Fundsmith: Low Cost, Diversified and Contrarian?

We didn't need Terry Smith to tell us that the fund management industry is 'broken', but at least he's put his money where his mouth is. His new Fundsmith Equity Fund will have no initial charge (where typical charges are around 5%), a 1% annual management fee, no performance fees, and he says it will try to keep stock trading/turnover low to prevent dealing costs eating into investors' funds.

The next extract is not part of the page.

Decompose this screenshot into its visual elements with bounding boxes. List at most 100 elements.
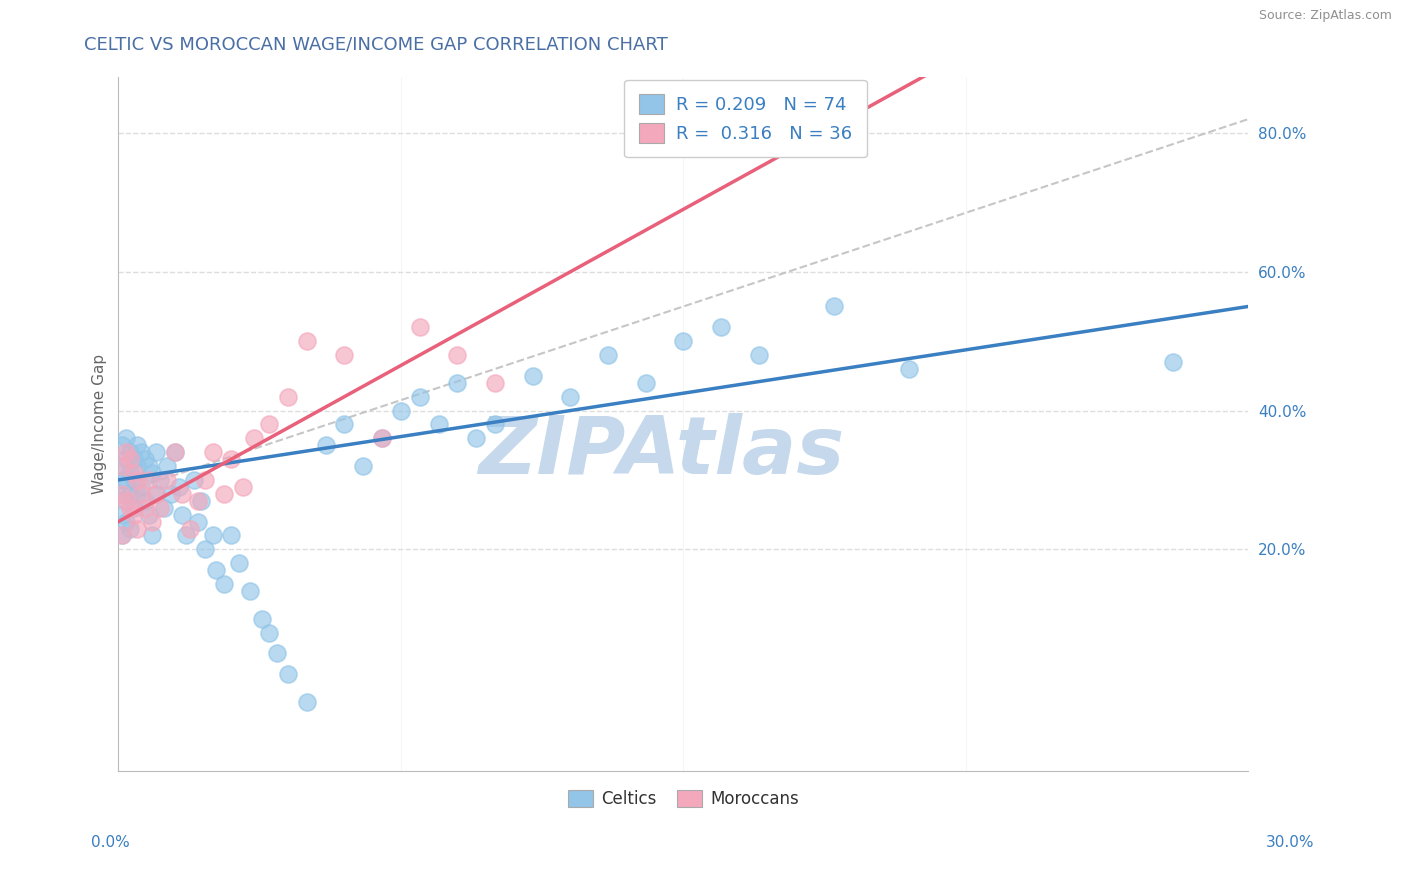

All well and good, but Terry gives an interesting response to a query on diversification:
"All of the research shows the standard deviation on an individual stock is approximately 49%, the market is at 19%. On 20 stocks, the standard deviation is 20%. So if you buy 20 stocks, you get 19/20ths of the diversification benefit of being in the market, so you do not need to own 100, 200 or 300 stocks to get the market diversification benefit. But the great thing about 20 is that you know what they are doing. I know there is no chance that I would be able to, in significant detail, follow the details of 100 or 200 companies."
This sounds dangerously like Terry expects that the fund's returns will be normally distributed, when surely he doesn't believe that - even if he still clings to the efficient markets hypothesis. Holding at least 20 stocks might be a start, but one would need to know a lot more about the size of the holdings, distribution by industry, geography, correlation and where the herd is in relation to each stock/sector and so on to judge whether Fundsmith fully complies with John Kay's edict to "pay less, diversify more and be contrarian."

It would be more interesting to see Terry Smith turn his hand to a fund of Exchange Traded Funds, since they offer an opportunity to pay less, diversify more and be contrarian, yet retail investors need help figuring out and adjusting to how correlated the various sectors are from time to time, and what's in or out of favour.